Arrivano le comete. Se ne è parlato alla vigilia del Solstizio d’inverno (20 dicembre) all’Osservatorio astronomico di Capodimonte. L’iniziativa, promossa dalla sezione napoletana dell’Istituto nazionale di astrofisica (Inaf) e dall’Unione astrofili napoletani, ha visto succedersi diversi momenti emozionanti.
In principio, è stata presentata l’opera: Cometario. Catalogo delle grandi comete (Nomos edizioni), i cui testi sono stati redatti da Sarah Zambello, mentre le illustrazioni sono state curate da Susy Zanella. Il libro, che ha un taglio divulgativo ed è denso di suggestivi disegni dai tratti psichedelici, è stato supervisionato dall’Inaf. L’Auditorium nazionale “Ernesto Capocci”, che ha ospitato la prima parte dell’evento, è stato gremito da un pubblico di diverse età, soprattutto da giovani e bambini.

In copertina: dettaglio di un pannello installato nell’Osservatorio Astronomico di Capodimonte. Sopra: la copertina dell’opera di Sarah Zambello e Susy Zanella in collaborazione con l’INAF

Subito dopo la presentazione del libro, si è svolta la conferenza dal titolo: “Comete che vanno comete che vengono”: relatrice, Alessandra Rotundi del dipartimento di scienze e tecnologie dell’Università di Napoli Parthenope. La scienziata ha illustrato l’origine delle comete, che ha descritto come testimoni di un remoto passato, che possono dirci molto sull’origine del sistema solare e della vita sulla Terra.
Il nostro sistema solare si è generato dal collasso di polveri e gas, che, sottoposte a pressioni elevatissime, hanno dato origine ad una fusione nucleare da cui è scaturito un ammasso protoplanetario. Come ha ricordato Rotundi, a 50 unità astronomiche dal Sole, esiste la nube di Oort, composta da una miriade sterminata di corpi piccoli non attivi, che si sublimano in prossimità del Sole, diventando attivi (ossia comete).

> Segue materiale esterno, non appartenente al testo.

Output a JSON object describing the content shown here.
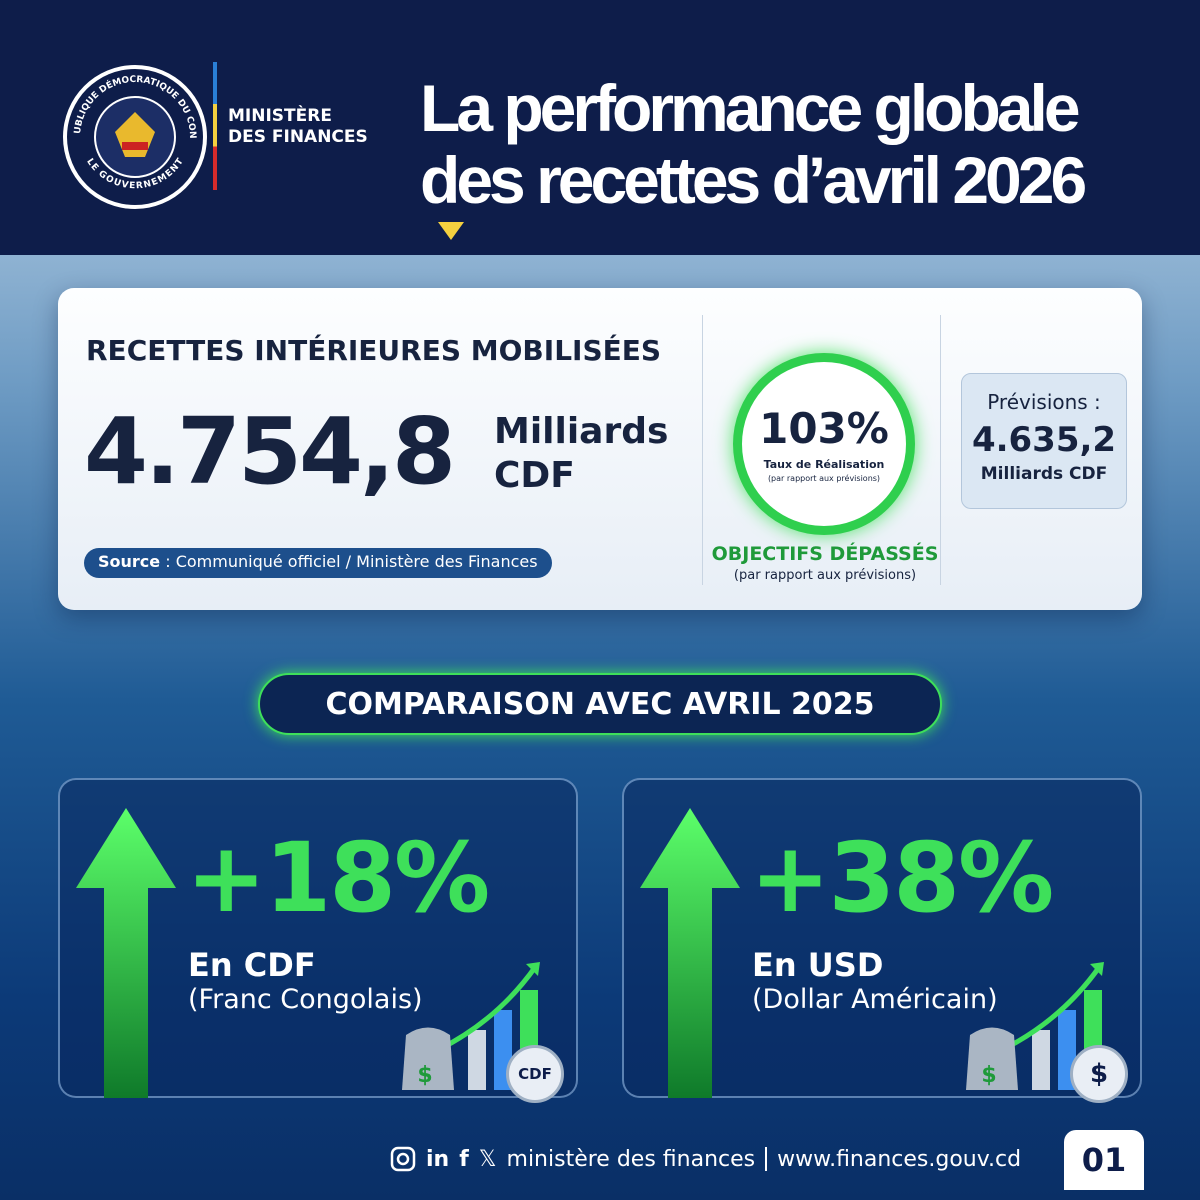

Da tempo, la comunità scientifica discute sull’origine della vita sulla Terra, i cui ingredienti fondamentali sono l’acqua, le molecole organiche probiotiche e l’energia, che, per esempio, può scaturire da un impatto di un oggetto spaziale sul nostro pianeta.
Una teoria particolarmente suggestiva sostiene che questi ingredienti fondamentali provengano proprio dalle comete che, circa 3,9 miliardi di anni fa, durante il cosiddetto “bombardamento cometario”, bersagliarono tutti i pianeti più grandi che possedevano un centro di attrazione gravitazionale. Il che ha portato gli scienziati a sostenere che di lì si sia originata una prima forma fossile di vita, che potrebbe avere proprio le comete come protagoniste.

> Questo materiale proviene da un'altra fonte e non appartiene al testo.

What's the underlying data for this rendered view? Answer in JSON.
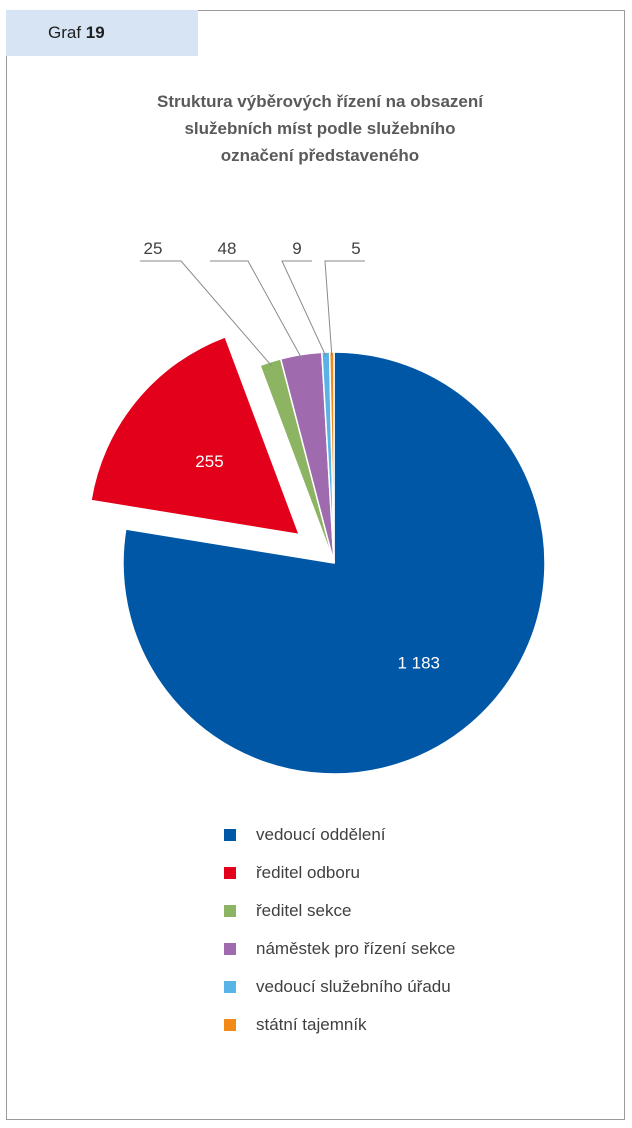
{
  "header": {
    "graf_prefix": "Graf",
    "graf_number": "19"
  },
  "chart_data": {
    "type": "pie",
    "title_lines": [
      "Struktura výběrových řízení na obsazení",
      "služebních míst podle služebního",
      "označení představeného"
    ],
    "slices": [
      {
        "name": "vedoucí oddělení",
        "value": 1183,
        "label": "1 183",
        "color": "#0057A6"
      },
      {
        "name": "ředitel odboru",
        "value": 255,
        "label": "255",
        "color": "#E2001A"
      },
      {
        "name": "ředitel sekce",
        "value": 25,
        "label": "25",
        "color": "#8DB463"
      },
      {
        "name": "náměstek pro řízení sekce",
        "value": 48,
        "label": "48",
        "color": "#9F6AAE"
      },
      {
        "name": "vedoucí služebního úřadu",
        "value": 9,
        "label": "9",
        "color": "#5AB3E6"
      },
      {
        "name": "státní tajemník",
        "value": 5,
        "label": "5",
        "color": "#F28A18"
      }
    ],
    "legend_position": "bottom"
  }
}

Rotundi ha poi divulgato gli incredibili risultati di due missioni spaziali, che hanno visto tra gli altri gli astrofisici italiani protagonisti. La prima missione è quella della sonda Stardust, lanciata nello spazio dalla Nasa nel 1999, che ha raccolto molecole e frammenti provenienti dalla cometa Wild 2, grazie a uno speciale materiale a bassissima densità, chiamato aerogel. Da lì, si sono ricavate tracce che contengono informazioni importanti con particelle estratte dai frammenti di cometa, in cui si è osservata non tanto la presenza dell’acqua, dissolta nell’avvicinamento al Sole, ma di minerali con molecole organiche.

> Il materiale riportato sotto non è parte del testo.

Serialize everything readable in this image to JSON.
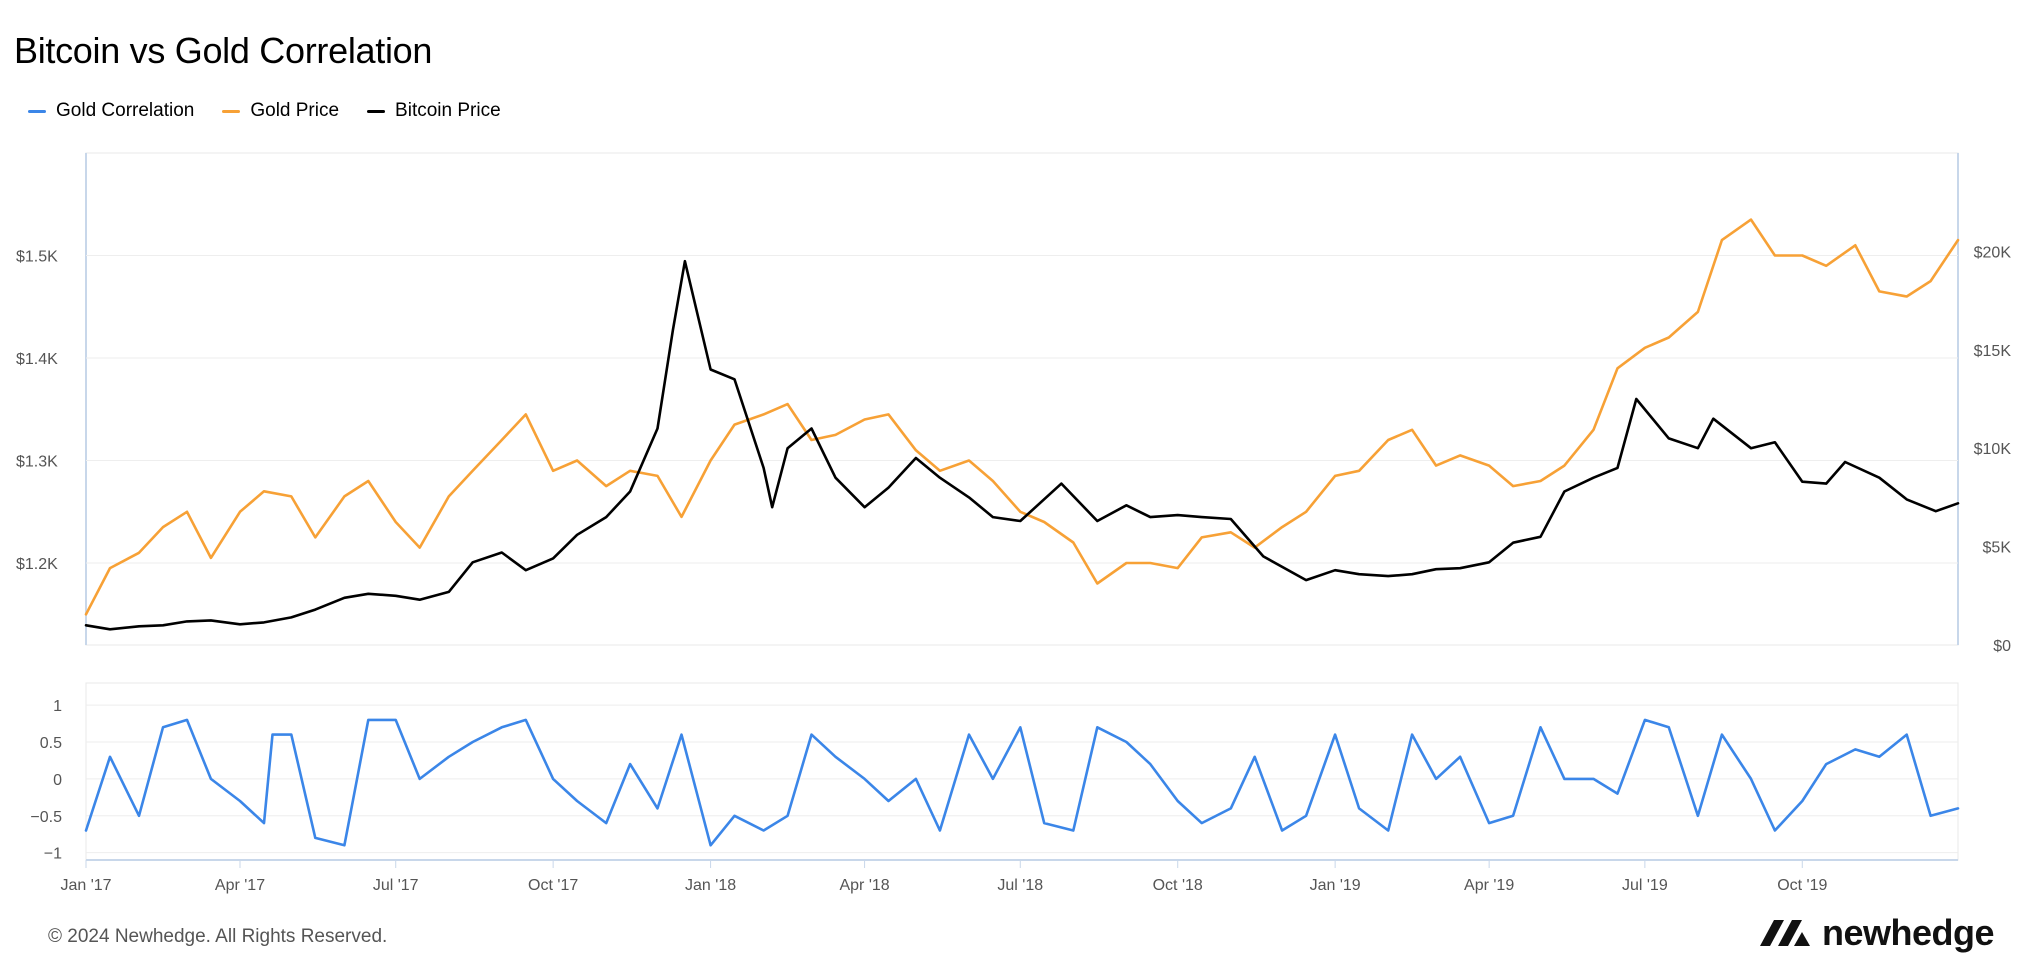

Un momento della partecipata iniziativa nell’Auditorium Nazionale “Ernesto Capocci”

L’altra missione spaziale, lanciata nel cosmo nel 2004, è quella compiuta dalla sonda Rosetta, sviluppata dall’Agenzia spaziale europea (Esa). Il nome di questa sonda deriva dal rinvenimento della celeberrima stele che, nel 1799, ha fatto scoprire i geroglifici. Il senso attribuito alla missione spaziale era appunto quello di decifrare il linguaggio delle comete, avvalendosi della tecnologia di uno strumento italiano – Giada- che ha consentito la raccolta di campioni e dati dall’eccezionale valore scientifico.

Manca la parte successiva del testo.